The relationship between a father with narcissistic personality disorder and his daughters is often much different than the relationship between the narcissistic father and his sons. On the surface, it may even seem as though the daughter has an easier time with the narcissistic father than the son would. However, the results of a narcissistic father can be just as damaging and traumatic for the daughter.
It’s a Cruel World
Research literature is beginning to show a positive correlation between a ridged adherence to traditional gender norms and narcissism, a long with a whole host of other psychiatric conditions. Men suffering from narcissistic personality disorder are more likely to believe that women and girls need men to protect them from the harsh realities of life. This belief will generally impact the way a father with NPD treats his daughters. Fathers with NPD may “take it easy” on their daughters when it comes to expectations, reasoning that they cannot expect a female to handle consequences. For example, a father may physically discipline his sons when the receive a bad grade in math, but he may elect not to use physical discipline on his daughters reasoning that girls cannot take physical punishment, and sexist maxims such as “girls aren’t good at math anyway”. Or, the father may financially provide for his adult daughters, reasoning that they will not be able to provide for themselves until they’re married to a man. This can result in women who do believe they should get a break in life simply because they’re women. And, even worse, it can result in a woman who believes that she is incompetent, inferior to men, and unable to face the world without a man to protect her.
Fathers suffering from narcissistic personality disorder are often very proud and protective of their daughters, and they tend to focus on the traits and interests that they are the proudest of. On the other hand, fathers with NPD may tend to ignore the qualities and traits of their daughters that they don’t like. For example, imagine a father with NPD who is very proud of his daughter’s ability to play piano. This man may boast that his daughter has perfect pitch or has won awards for her ability to play piano. When it comes to the daughter’s interests that the father doesn’t share, the father may ignore them, or belittle them. You can imagine this father rolling his eyes, “Yes, my daughter loves tennis—what a stupid sport anyway.” Many fathers with NPD amplify the traits in the daughter that they find desirable. The men often take responsibility for such traits: “My daughter plays piano very well; she sure does take after me.” If the father does not like the trait, he may attribute it to his wife, or another influence in the daughter’s life: “My daughter has the worst taste in music; she probably got it from her mother.” This can cause the girl to grow into a woman who believes that nobody will love her for who she is, because her father never loved her for who she was; he only loved her for what she did for him.
An Insecurely Attached Child
Neither mothers with NPD nor fathers with NPD are particularly good at raising a child with a secure attachment.
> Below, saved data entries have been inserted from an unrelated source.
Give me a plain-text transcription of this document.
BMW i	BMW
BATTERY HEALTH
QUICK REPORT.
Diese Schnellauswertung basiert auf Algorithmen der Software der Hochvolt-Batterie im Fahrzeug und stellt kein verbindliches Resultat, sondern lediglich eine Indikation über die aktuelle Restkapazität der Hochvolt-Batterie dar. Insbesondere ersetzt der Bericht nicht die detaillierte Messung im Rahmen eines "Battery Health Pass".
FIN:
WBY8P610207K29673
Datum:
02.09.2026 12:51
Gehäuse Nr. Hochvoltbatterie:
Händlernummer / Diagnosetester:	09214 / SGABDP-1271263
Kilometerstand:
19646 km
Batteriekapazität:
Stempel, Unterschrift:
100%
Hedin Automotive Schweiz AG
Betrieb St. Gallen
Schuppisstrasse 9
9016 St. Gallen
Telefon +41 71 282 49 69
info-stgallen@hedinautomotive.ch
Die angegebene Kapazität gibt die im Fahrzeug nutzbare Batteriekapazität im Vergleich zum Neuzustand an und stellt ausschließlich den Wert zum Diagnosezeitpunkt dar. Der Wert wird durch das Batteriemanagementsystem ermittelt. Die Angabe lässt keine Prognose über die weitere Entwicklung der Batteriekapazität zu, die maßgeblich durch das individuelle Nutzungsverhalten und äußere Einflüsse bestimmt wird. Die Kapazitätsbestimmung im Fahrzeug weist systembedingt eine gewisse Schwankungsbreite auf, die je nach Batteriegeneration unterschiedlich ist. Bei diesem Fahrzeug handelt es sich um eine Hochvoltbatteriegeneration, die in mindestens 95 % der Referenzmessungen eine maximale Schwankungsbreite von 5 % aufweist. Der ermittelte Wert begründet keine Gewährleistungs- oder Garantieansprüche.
A secure attachment is necessary for children to learn something called emotional self-regulation. Many parents with NPD do not have secure attachments and, because they don’t have secure attachments, they tend to raise children who are similarly insecurely attached. Emotional self-regulation refers to the a person’s ability to feel emotions, express them, and cope with them. However, children of a parent (or parents) who have NPD can become stunted if they learn that they aren’t allowed to express certain emotions. After all, you cannot teach your child how to cope with and feel a large range of emotions if you yourself have certain emotions that are forbidden. Common examples of this include, “boys don’t cry” and “expressing anger is not very ladylike.” Children who are raised to learn that certain emotions are off-limits grow into adults who do not know when they’re feeling those emotions, nor do they understand how to process them, or express them.
Having a father who has narcissistic personality disorder may cause the daughter to seek out other men with narcissistic personality disorder. Not only does it feel familiar to have a male figure with narcissistic personality disorder, but it may even be comforting for these women to date a man with narcissistic personality disorder. While it may not be ideal for a daughter to be raised by a man with narcissistic personality disorder, many daughters do love and admire their fathers with NPD. It’s not uncommon for women to see their fathers as an example of what a man should be, and if a woman was raised by a man who thinks that women are inherently incompetent and ill-equipped to handle reality, then she may gravitate toward men who treat her like she’s incompetent and unable to face the world.
What You Can Do
If you have a daughter and you’re co-parenting with a narcissistic spouse, you can be make difference in your daughter’s life by showing her love and acceptance for who she is. Though her father will likely be an influence in her life, you can make sure she has other male role models to be examples.